Oldies but Goldies: Grosse Pointe Blank (Filmkritik)

Martin Blank (John Cusack) ist ein Auftragskiller. Aber er mag seinen Job langsam nicht mehr. Er hat genug Geld und irgendwie ist er nicht mehr richtig bei der Sache. Da flattert eine Einladung zu einem Klassentreffen ins Haus. Seine Sekretärin Marcella (Joan Cusack) geht ihm so lange auf die Nerven, bis er sich überreden lässt, hinzufahren.

Zeitgleich will Grocer (Dan Akryod) ein Kartell aufbauen, damit sich die Auftragskiller nicht gegenseitig Aufträge wegschnappen oder Preisdumping betreiben können. Martin will jedoch nicht mitmachen, also steht er rasch auf der Abschussliste des Kartells.

In seiner Heimatstadt angekommen macht er keinen Hehl aus seinem Job, aber niemand glaubt ihm. Außerdem trifft er auf seine Jugendliebe Debi Newberry (Minnie Driver), die allerdings ziemlich sauer auf ihn ist, da er sie vor 10 Jahren in einer Nacht-und-Nebel-Aktion hat sitzen lassen …

Ich kann mich nicht mehr erinnern, wann ich „Grosse Pointe Blank“ das erste Mal gesehen habe. Und ich fand ihn damals großartig. Aber mit Filmen, die man vor vielen Jahren großartig fand ist das ja immer so eine Sache. Oftmals halten sie einer erneuten Sichtung nicht stand.

Was hat mir damals so an dem Film gefallen?

  • Die coole Arte von Cusack
  • Der total makabere Humor
  • Die Art wie Debi und Martin miteinander umgehen
  • Minnie Driver
  • Joan Cusack als Marcella
  • Dan Akroyd
  • Die absurden Situationen (zB das Finale)

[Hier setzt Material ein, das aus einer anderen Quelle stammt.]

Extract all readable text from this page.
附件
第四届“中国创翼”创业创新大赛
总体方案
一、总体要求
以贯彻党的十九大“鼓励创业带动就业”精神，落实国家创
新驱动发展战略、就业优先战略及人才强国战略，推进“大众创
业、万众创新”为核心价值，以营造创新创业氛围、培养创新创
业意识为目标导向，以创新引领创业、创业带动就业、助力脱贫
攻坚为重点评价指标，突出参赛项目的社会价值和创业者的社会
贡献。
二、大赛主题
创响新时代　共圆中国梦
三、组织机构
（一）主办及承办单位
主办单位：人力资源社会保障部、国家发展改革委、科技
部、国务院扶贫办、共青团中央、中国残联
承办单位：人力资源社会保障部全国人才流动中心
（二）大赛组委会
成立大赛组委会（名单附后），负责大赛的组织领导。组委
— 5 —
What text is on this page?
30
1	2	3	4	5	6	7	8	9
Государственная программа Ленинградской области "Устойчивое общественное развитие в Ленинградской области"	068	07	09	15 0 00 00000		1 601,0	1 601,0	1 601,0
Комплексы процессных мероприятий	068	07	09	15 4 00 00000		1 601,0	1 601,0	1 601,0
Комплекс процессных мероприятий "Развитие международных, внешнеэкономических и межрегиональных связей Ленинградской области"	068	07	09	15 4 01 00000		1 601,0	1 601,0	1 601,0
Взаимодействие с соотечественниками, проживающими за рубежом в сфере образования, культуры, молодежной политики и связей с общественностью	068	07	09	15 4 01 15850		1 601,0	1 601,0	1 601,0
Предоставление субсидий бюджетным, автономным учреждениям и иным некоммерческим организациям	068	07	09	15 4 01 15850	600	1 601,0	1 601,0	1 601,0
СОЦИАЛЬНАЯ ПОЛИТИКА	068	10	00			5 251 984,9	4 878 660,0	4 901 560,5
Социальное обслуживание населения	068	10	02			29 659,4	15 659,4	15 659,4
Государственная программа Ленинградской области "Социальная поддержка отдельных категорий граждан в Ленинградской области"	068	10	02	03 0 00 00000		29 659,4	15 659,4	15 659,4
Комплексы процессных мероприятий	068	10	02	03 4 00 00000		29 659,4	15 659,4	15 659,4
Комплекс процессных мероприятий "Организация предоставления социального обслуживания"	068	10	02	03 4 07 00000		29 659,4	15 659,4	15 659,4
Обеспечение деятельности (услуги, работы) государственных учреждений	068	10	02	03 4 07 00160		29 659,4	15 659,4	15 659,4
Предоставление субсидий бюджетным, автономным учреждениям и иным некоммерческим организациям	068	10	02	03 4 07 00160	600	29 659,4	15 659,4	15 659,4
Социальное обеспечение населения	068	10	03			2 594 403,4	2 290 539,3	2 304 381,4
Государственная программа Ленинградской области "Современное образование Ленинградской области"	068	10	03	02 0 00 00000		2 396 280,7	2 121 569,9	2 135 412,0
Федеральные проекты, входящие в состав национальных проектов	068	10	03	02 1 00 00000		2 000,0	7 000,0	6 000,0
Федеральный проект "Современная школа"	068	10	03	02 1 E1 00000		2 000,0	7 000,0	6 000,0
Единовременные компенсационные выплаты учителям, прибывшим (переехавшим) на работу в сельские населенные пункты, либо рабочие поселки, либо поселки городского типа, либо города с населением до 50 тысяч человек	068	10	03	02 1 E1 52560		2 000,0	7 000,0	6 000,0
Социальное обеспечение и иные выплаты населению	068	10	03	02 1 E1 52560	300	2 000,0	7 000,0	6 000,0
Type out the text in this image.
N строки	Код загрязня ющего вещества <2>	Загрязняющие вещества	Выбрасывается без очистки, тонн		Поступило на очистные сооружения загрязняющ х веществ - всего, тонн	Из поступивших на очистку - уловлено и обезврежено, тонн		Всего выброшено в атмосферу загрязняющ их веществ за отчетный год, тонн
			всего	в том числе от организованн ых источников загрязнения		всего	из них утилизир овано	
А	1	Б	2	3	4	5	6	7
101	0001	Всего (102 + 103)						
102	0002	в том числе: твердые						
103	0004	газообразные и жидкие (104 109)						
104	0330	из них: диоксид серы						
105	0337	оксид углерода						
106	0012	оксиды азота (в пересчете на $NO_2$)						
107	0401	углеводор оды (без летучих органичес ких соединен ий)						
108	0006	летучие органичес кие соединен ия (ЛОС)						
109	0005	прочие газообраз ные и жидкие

Ich habe den Film noch nie in der Originalversion gesehen und auch dieses Mal (Amazon Prime) gab es leider nur die deutsche Tonspur, aber – hey, was soll’s. Der Film ist immer noch genauso irre wie damals und ich mag ihn immer noch genauso.

1997 ist auch schon eine Weile her, aber tatsächlich ist der Film (inklusive Effekte) wirklich gut gealtert, was vermutlich daran liegt, dass er keine großartig übertriebenen Effekte braucht und jede Action entweder auf Faustkämpfe oder Schießereien hinausläuft. Und die konnte man auch 1997 schon gut inszenieren. Tatsächlich gibt es zB einen Faustkampf im Gang der Schule (dort findet das Klassentreffen statt) und der erinnert stark an die Bourne-Filme (die Matt Damon-Versionen), die ja doch einige Jahre später kamen. Alle Achtung.

Keine Ahnung, ob sich von euch noch jemand an Minnie Driver erinnern kann. Ich für meinen Teil war nach „Good Will Hunting“ total verschossen in die Frau. Und in Grosse Pointe Blank ist ebenso großartig. Die Gute ist immer noch aktiv, aktuell vermutlich am bekanntesten in der Rolle von Lorraine in der Serie „Will & Grace“.

George Armitage hat nach diesem hier nur noch einen einzigen Film („The Big Bounce“) gedreht. Seitdem ist Ruhe. John Cusack („The Foreigner„, „Con Air„) werkt immer noch und ja, er war mal ein Markenzeichen für gute Filme. Natürlich ist das schon eine Weile her und kam lange vor Tiefpunkten wie „Hot Tub Time Machine„.

„Grosse Pointe Blank“ bekommt 8,5 von 10 möglichen, makabere und coole Punkte. Auch heute noch gut.